Appearing on the Dale & Keefe Show Monday, ESPN's Brian Windhorst surfaced the topic of protocols regarding positive tests, highlighting a potentially unrealistic element within the plan.

"I don’t feel the league has been transparent with that," he said. "I can’t say if they’re doing that on purpose or not. According to the rules in this giant document — and let me tell you, you have to really look in this document. It’s not spelled out on Page 1 — a player that tests positive would not only be quarantined for 14 days but would have no exercise for 14 days. The reason that is important is because they are concerned about the cardiac risks that come along with COVID regardless of whether you show symptoms or not. You would be shut down for 14 days and then at that time you would have to test negative twice over a 24-hour period.

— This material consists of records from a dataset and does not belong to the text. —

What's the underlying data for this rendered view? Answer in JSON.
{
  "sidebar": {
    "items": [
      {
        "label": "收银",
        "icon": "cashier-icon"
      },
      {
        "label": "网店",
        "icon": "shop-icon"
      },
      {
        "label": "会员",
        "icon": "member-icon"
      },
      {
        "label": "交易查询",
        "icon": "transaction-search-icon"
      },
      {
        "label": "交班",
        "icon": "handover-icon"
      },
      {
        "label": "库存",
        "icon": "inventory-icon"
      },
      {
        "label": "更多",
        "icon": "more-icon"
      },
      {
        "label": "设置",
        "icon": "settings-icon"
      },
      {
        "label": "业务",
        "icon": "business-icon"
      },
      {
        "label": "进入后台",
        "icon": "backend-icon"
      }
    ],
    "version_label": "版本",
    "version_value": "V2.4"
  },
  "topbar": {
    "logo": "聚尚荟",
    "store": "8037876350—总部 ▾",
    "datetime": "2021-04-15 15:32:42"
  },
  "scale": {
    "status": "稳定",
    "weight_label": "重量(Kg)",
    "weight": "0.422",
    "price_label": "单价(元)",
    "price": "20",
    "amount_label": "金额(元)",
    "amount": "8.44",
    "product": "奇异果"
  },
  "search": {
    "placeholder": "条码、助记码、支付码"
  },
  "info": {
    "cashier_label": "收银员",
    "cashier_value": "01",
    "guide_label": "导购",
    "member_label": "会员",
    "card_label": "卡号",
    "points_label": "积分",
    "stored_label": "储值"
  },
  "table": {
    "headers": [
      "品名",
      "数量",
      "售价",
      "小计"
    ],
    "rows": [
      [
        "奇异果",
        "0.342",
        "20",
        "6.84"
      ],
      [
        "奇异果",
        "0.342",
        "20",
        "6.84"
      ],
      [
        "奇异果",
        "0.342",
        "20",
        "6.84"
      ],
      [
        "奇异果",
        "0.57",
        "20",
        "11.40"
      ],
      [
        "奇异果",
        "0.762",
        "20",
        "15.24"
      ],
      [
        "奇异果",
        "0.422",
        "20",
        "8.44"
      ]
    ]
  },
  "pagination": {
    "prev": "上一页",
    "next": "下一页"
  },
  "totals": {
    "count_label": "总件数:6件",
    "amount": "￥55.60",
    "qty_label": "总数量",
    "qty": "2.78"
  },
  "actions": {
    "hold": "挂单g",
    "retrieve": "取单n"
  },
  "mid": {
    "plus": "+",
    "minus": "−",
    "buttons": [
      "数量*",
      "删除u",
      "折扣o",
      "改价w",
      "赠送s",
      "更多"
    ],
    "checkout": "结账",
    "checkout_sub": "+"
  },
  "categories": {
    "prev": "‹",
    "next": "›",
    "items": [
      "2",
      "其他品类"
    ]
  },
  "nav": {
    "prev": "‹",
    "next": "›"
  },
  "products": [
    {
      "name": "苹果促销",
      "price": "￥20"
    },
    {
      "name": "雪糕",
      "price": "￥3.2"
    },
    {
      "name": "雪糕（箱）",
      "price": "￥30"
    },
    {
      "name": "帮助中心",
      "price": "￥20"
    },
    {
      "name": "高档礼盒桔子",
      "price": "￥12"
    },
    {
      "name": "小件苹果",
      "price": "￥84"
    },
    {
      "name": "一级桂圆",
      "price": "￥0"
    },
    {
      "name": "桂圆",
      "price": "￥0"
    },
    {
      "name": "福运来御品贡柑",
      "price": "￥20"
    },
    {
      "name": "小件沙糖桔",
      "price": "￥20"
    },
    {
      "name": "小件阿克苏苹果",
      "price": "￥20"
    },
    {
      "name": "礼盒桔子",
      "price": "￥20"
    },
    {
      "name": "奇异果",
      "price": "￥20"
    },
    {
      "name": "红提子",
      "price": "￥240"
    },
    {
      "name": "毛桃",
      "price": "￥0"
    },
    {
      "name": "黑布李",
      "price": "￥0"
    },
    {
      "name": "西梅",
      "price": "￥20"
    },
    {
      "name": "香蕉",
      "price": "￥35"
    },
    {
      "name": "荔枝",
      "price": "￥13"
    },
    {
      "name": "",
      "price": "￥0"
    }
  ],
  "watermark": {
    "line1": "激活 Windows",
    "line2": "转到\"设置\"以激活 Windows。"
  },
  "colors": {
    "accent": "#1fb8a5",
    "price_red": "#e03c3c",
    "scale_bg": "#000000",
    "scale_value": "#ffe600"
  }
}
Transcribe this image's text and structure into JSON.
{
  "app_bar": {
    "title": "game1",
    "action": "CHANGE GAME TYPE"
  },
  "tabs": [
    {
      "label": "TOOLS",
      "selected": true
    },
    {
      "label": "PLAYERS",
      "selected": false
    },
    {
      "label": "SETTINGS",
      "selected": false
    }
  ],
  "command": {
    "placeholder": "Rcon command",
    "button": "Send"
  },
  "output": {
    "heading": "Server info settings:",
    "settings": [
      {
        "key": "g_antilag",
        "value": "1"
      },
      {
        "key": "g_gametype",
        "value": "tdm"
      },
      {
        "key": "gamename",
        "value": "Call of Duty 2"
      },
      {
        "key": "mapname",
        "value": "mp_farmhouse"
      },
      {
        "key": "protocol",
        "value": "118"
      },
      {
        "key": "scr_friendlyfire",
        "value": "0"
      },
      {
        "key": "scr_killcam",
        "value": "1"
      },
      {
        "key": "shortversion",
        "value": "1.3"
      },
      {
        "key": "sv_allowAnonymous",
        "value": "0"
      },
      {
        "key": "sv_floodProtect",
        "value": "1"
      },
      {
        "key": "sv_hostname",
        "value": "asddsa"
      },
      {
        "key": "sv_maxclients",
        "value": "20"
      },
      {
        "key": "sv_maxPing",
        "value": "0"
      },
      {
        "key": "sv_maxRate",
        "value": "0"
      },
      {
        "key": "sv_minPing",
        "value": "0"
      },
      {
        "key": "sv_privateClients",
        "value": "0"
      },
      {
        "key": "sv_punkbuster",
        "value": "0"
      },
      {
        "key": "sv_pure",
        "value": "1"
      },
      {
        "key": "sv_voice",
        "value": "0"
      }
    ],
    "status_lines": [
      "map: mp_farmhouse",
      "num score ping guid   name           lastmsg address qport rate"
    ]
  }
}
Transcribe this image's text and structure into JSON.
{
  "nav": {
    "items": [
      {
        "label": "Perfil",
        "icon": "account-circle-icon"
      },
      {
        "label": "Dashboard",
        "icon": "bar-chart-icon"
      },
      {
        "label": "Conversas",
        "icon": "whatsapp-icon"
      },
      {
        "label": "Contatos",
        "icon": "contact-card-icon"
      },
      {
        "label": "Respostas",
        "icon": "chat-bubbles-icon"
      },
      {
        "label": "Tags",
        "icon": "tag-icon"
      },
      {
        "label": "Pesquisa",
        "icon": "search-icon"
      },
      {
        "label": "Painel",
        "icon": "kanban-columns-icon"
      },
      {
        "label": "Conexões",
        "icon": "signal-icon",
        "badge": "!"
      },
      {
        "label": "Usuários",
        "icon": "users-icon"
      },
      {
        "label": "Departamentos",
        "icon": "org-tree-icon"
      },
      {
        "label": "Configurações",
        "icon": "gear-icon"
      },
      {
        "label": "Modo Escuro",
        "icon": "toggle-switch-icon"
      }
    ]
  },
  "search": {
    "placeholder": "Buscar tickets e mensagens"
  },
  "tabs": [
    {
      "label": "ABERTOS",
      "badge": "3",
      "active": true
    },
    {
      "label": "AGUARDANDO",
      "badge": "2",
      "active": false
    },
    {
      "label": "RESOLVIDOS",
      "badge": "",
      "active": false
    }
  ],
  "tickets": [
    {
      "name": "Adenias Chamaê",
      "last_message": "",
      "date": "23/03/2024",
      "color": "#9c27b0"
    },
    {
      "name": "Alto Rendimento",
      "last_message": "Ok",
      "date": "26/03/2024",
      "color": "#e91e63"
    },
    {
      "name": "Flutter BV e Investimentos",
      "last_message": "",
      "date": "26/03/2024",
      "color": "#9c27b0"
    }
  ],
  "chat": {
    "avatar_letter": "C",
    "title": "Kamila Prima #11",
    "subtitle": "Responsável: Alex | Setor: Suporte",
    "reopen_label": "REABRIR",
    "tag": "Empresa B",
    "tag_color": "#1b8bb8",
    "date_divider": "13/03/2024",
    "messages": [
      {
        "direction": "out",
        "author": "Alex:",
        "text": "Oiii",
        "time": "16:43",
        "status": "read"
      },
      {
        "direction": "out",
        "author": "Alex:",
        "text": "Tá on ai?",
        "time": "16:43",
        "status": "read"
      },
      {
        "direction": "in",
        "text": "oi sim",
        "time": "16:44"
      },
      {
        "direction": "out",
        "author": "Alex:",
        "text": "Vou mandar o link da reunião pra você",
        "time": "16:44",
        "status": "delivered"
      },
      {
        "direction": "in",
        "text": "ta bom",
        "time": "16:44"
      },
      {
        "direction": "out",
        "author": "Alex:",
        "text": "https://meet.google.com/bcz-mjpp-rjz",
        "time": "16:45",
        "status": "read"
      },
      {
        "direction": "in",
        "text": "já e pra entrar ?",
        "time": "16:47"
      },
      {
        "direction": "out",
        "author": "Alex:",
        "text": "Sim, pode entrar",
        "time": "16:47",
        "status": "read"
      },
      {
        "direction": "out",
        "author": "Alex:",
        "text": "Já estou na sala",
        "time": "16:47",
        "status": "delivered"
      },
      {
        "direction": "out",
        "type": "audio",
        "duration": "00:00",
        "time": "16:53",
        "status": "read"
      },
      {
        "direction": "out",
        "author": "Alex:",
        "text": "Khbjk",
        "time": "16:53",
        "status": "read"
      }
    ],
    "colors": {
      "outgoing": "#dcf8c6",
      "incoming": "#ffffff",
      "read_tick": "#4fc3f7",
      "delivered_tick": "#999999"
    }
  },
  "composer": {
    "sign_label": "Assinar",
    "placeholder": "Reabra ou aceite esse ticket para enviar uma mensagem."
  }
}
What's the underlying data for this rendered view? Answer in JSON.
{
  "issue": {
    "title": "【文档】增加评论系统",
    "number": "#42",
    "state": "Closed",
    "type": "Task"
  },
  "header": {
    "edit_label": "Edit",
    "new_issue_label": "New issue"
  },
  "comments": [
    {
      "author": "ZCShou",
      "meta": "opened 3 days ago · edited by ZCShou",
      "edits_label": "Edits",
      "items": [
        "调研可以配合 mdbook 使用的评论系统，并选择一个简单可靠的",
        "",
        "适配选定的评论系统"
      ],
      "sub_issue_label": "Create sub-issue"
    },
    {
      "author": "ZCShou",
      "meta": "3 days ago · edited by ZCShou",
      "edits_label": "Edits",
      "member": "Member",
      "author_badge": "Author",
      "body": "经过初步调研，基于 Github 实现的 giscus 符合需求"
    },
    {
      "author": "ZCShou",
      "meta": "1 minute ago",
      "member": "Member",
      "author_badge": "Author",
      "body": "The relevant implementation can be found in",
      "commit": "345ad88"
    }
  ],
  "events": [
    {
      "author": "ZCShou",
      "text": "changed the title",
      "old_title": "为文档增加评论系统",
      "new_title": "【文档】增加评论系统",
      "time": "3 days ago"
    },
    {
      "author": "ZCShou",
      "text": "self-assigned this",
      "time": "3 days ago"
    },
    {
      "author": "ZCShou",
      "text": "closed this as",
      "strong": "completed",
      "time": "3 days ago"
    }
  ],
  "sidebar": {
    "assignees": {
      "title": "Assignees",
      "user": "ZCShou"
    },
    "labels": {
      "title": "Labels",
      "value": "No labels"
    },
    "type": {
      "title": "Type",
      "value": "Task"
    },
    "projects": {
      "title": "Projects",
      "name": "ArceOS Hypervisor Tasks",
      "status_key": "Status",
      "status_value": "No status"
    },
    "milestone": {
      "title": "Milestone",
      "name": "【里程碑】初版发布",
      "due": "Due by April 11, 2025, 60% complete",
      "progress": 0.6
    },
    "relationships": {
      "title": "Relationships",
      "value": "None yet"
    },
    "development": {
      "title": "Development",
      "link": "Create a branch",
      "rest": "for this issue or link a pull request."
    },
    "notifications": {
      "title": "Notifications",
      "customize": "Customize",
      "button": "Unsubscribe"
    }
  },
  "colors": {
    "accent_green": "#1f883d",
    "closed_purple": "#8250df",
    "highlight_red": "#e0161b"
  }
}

"Obviously, if you're in tip-top athletic condition if you lay in bed or sit in a chair for 14 days you are not going to be able to play in a game on Day 15. You are going to need to ramp back up. ... According to what that handbook says 14 days, no exercise, sit in your room."

Windhorst did throw in the caveat that while this is currently the plan, the actual implementation of regulations during a season might be a fluid situation.

"This is going to be the Wild West," he noted. "I’m going to tell you, I have watched the NBA kind of make this up as it goes along. While I’m going to tell you what is in the document, if you’re going to say to me, ‘Hey, when we get to July is somebody tests positive but is better after a week are they going to let them play?’ I’m not going to sit here and tell you they won’t change their mind, but as right now, 14 days in bed."

The lack of physical activity for any player testing positive is just one of a few hurdles the NBA will be facing, particularly with the cases of COVID-19 on an upswing in the Orlando area of late. Still, as Windhorst points out, nobody should expect the league to deviate from their plan of returning to action on July 31.